Globally, the dollar index, which measures the dollar's strength against other major currencies, was trading slightly lower. Meanwhile, Brent crude oil prices saw an increase. The domestic equity market also opened on a weak note, with the Sensex and Nifty indices declining in early trade. Foreign Institutional Investors sold equities worth Rs 383.68 crore on the previous day.
Amidst this, Moody's Ratings projected India's economy to grow at 7 per cent in 2025 and 6.5 per cent in the following year, citing domestic and export diversification, robust infrastructure spending, and solid consumption as key drivers, despite cautious private sector capital spending.

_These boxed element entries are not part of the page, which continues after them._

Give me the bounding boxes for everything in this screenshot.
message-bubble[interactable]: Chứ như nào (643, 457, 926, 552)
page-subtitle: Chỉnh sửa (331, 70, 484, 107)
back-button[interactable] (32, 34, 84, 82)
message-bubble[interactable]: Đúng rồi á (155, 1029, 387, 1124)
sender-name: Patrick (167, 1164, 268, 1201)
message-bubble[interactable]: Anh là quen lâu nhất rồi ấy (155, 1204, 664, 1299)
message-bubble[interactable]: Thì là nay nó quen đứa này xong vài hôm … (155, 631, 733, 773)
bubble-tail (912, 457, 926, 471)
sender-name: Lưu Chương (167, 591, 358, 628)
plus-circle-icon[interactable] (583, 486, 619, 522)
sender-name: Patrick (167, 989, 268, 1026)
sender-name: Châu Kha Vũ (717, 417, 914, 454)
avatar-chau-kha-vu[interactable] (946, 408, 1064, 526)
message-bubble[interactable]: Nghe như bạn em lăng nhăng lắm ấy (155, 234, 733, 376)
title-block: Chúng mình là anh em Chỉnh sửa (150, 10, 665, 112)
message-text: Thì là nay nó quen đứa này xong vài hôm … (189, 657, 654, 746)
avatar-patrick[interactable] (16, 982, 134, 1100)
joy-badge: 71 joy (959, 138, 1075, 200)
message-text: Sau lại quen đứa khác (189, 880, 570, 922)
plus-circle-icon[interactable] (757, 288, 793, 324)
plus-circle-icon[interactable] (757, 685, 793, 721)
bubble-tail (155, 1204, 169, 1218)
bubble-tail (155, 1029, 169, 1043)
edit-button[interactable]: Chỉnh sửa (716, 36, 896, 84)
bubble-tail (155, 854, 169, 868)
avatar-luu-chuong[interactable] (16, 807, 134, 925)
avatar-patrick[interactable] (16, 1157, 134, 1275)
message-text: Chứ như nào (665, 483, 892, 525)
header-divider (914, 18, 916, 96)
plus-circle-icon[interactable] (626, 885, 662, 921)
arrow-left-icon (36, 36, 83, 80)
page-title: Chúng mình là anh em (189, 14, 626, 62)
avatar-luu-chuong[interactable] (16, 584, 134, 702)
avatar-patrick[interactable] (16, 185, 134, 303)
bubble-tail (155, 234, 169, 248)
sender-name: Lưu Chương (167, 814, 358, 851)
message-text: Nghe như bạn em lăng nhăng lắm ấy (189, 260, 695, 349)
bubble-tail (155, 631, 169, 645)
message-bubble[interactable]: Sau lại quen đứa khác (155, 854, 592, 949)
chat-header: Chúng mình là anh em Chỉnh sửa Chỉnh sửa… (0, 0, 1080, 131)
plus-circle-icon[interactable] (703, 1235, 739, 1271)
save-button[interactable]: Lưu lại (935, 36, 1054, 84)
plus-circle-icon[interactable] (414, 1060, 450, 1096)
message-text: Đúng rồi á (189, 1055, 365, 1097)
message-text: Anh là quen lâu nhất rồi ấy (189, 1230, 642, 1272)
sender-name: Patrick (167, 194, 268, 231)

Impact: This news has a moderate impact (6/10) on the Indian stock market. Currency depreciation can increase the cost of imports for Indian companies, potentially affecting their profit margins. Conversely, it can make exports cheaper, benefiting some sectors. Foreign fund outflows signal potential investor concern, which can weigh on stock prices. Uncertainty around trade deals adds to market volatility.
Difficult Terms:
* **Depreciated**: When a currency loses value in relation to another currency. * **Equities**: Stocks or shares in a company, representing ownership. * **Foreign Fund Outflows**: When foreign investors sell their investments (like stocks and bonds) in a country and move their money out. * **Forex Traders**: Professionals who buy and sell foreign currencies. * **Interbank Foreign Exchange Market**: The market where banks trade currencies with each other. * **Dollar Index**: An index that measures the value of the US dollar against a basket of six major world currencies. * **Brent Crude**: A major global benchmark for crude oil pricing. * **Sensex**: A stock market index representing the performance of 30 large, well-established companies listed on the Bombay Stock Exchange. * **Nifty**: A benchmark stock market index representing the performance of 50 of the largest Indian companies listed on the National Stock Exchange. * **Foreign Institutional Investors (FIIs)**: Investors from foreign countries who invest in the domestic market. * **Moody's Ratings**: A credit rating agency that assesses the creditworthiness of companies and governments.